Posted: Sun Oct 23, 2005 4:35 pm
by Solaris
dear tanvir,
I dont seem to understand your algorithm clearly (or why it should work). But I believe your code does not pass the following input
3 2 2 2
2 1 1
Your o/p:
Possible
Not Possible
Corect o/p:
Possible
Possible
It seems that your code has some kind of initialization problem
You can find an easy description of Erdos-Gallai in the following link:
http://www.math.rutgers.edu/~sujith/eg.pdf
Posted: Mon May 21, 2007 11:59 pm
by yiuyuho
Erdos and Gallai (1960) proved that a degree sequence degree sequence {d_1,...,d_n} is graphic iff the sequence obeys the property ....
What's a "degree sequence degree sequence"?
Does the sequence needs to be sorted?
Also, to compute sum(min(r,d
), i=r+1..n), is there a sort cut to get amortized O(1) ? If not, then wouldn't the whole thing be O(n^2)? If that's the case one might as well use sorting (we can sort in linear time here).
Posted: Tue May 22, 2007 12:01 am
by yiuyuho
It seems that a lot of people are having trouble directly applying Erdos-Gallai, is there some special case that the theorem needs to satisfy?

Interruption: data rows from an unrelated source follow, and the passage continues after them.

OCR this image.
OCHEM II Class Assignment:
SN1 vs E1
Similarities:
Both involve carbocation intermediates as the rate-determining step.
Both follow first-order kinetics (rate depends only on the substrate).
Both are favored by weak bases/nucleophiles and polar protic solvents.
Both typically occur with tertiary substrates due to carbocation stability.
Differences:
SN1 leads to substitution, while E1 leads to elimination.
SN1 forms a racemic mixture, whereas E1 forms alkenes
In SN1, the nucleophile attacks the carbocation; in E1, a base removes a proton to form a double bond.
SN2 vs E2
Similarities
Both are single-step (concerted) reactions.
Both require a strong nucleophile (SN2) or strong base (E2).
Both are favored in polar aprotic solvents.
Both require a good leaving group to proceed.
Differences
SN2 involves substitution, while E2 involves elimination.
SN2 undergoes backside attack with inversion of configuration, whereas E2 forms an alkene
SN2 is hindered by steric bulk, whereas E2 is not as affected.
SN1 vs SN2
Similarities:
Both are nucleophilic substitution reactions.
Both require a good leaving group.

Posted: Tue May 22, 2007 1:20 am
by yiuyuho
Wow, I implemnted Erdos-Gallai in linear time and only got a few milliseconds improvement compare to the previous n*(n-1) algorithm. What in the world??!!
Solution to this case
Posted: Mon Jul 23, 2007 5:36 am
by viniciusweb
Can someone show me a graph for the case below?
10 3 3 3 3 3 3 3 3 3 3
(the first number is the number of vertices)
I'm trying to solve using my own method, but I can't see why the above case is possible (it was posted on the first page of this topic).
Thanks.